Entre el siglo XVII y el XXI han pasado cuatrocientos años y una eternidad en términos de movilidad. Entonces, ni un sedán ni un sportaback eran lo que son en la actualidad. Hoy, estos dos conceptos se perpetúan en el Audi A3.
Sedán y el sportback son dos siluetas que, aunque comparten genes, ofrecen ciertas singularidades. El sedán tiene sus raíces en las sillas de manos del siglo XVII, aquellas «sedan chairs» que transportaban a la nobleza por las calles con comodidad y discreción. Con la llegada del automóvil, la idea de un compartimento cerrado para pasajeros, con una clara distinción entre el espacio para la gente y el maletero, se trasladó a las cuatro ruedas. Así nació el sedán moderno: una carrocería con cuatro puertas, dos volúmenes definidos (uno para el motor y otro para el habitáculo) y un tercer volumen trasero para el equipaje, separado del habitáculo como ocurre en el Audi A3 sedán.

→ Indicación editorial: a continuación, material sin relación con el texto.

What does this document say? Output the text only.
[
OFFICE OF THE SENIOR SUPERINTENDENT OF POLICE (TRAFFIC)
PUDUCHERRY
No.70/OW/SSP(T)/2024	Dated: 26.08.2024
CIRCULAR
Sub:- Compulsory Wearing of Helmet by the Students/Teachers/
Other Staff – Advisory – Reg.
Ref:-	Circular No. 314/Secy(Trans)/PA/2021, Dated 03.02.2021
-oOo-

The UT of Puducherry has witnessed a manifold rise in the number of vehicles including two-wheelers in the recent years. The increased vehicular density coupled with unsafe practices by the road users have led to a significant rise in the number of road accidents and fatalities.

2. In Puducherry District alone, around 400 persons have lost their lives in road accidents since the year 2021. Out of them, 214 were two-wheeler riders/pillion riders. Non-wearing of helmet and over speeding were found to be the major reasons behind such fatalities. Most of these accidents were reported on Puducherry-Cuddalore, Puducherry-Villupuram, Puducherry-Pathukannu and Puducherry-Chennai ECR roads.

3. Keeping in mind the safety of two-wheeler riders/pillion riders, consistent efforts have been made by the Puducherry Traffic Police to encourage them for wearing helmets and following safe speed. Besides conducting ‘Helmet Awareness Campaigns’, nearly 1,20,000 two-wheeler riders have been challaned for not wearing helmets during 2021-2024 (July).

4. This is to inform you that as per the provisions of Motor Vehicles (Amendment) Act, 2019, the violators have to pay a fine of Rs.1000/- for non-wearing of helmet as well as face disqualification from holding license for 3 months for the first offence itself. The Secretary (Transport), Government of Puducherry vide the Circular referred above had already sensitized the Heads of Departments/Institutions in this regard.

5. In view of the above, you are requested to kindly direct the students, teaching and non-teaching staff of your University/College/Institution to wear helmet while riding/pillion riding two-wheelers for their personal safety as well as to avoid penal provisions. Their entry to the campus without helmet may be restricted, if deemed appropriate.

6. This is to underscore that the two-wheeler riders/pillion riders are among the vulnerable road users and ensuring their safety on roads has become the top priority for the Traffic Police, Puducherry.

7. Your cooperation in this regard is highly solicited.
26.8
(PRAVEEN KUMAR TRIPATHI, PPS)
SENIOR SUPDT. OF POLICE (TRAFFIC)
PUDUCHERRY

Audi A3 con carrocería sedán
El término Sportback es una invención relativamente moderna, popularizada por marcas como Audi, para describir una carrocería que combina la versatilidad de un portón trasero con la estética deportiva de un coupé. Su origen no es tan remoto como el del sedán. Se trata, en esencia, de un coche de cinco puertas con una línea de techo que desciende suavemente hacia la zaga similar a la de los coupés.

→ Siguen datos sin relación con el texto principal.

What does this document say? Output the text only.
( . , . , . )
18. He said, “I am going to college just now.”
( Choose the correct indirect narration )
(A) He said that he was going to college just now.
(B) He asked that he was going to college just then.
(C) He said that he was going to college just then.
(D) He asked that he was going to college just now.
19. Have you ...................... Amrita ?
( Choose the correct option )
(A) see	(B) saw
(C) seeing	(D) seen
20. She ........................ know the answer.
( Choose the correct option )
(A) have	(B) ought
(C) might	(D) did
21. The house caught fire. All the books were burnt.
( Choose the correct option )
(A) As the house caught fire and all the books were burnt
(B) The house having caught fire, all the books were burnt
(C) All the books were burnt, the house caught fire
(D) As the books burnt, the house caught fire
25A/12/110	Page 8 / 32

La principal ventaja de esta silueta radica en su versatilidad. En el Audi A3 Sportback se pueden abatir los asientos de manera que el maletero llegue a los 1.200 litros de capacidad.
Audi A3 Sportback
Gasolina sí, pero con truco
Además de una mecánica diésel, el Audi A3, tanto en la carrocería Sportback como Sedán, ofrece una mecánica de gasolina de cuatro cilindros y una potencia de 110 kW (150 CV). En la casa lo denominan 35 TFSi, (Turbo Fuel Stratified Injection) porque el sistema además de inyectar el combustible directamente en la cámara de combustión, cuenta con un turbocompresor que utiliza los gases de escape para comprimir el aire que entra en el motor y aumentar la potencia. Cuando la demanda de energía es baja, dos de los cuatro cilindros se desconectan para minimizar el consumo y se vuelven a reactivar automáticamente cuando la exigencia es mayor.

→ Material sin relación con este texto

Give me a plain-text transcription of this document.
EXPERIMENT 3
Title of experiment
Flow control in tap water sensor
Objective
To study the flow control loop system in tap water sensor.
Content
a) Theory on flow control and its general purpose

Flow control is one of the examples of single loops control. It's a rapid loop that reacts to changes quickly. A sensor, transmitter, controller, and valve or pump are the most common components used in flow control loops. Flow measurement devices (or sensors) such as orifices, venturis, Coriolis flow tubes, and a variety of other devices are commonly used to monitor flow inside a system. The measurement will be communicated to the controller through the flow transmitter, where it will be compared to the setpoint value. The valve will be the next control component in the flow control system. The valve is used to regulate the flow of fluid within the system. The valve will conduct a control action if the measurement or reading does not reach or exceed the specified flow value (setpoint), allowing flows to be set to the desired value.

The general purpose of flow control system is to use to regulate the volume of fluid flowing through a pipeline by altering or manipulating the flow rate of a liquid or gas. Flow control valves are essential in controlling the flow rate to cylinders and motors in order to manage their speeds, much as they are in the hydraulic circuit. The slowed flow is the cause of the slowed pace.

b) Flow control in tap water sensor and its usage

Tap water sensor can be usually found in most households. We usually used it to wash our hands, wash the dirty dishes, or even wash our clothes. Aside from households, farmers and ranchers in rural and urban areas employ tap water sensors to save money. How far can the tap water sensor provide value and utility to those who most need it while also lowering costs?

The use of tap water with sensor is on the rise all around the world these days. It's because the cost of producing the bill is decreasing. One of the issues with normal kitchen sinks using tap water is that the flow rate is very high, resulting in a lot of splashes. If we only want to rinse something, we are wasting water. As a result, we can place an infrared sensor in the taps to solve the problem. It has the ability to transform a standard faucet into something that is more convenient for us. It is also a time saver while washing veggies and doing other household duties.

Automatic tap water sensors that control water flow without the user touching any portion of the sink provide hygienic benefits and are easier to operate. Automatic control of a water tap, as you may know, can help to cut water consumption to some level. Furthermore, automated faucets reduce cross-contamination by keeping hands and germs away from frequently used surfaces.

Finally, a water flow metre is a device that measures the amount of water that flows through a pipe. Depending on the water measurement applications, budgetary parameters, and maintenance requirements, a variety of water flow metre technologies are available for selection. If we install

Pero además el Audi A3 cuenta con otro truco. Se llama MHEV y no es otra cosa que un sistema eléctrico de 48 voltios acoplado a un alternador y a una batería de iones de litio. Lo que consigue, además de la etiqueta Eco de la DGT, es aprovechar la energía que se iba a desperdiciar. Es decir, al desacelerar o frenar, el coche es capaz de recuperar hasta 12 kW. Esta potencia se usa para alimentar la batería híbrida y bajar el consumo. Además, y gracias a la energía almacenada, se obtienen mejores aceleraciones. Además, el A3 puede «navegar a vela” con el motor de combustión desactivado en algunas situaciones, pero siempre bajo el control absoluto del conductor. Algo similar ocurre con la solución Start/Stop, que evita el despilfarro de combustible al desactivar el propulsor cuando se circula por debajo de los 22 km/h.
El resultado de todos estas soluciones se traduce en una reducción del consumo de 0,4 litros a los 100 kilómetros en condiciones de funcionamiento normal, lo que equivale a unos 5,2 litros a los 100 porque hoy, además del dilema de elegir qué tipo de carrocería se adapta mejor a nuestras necesidades, el debate está en el consumo.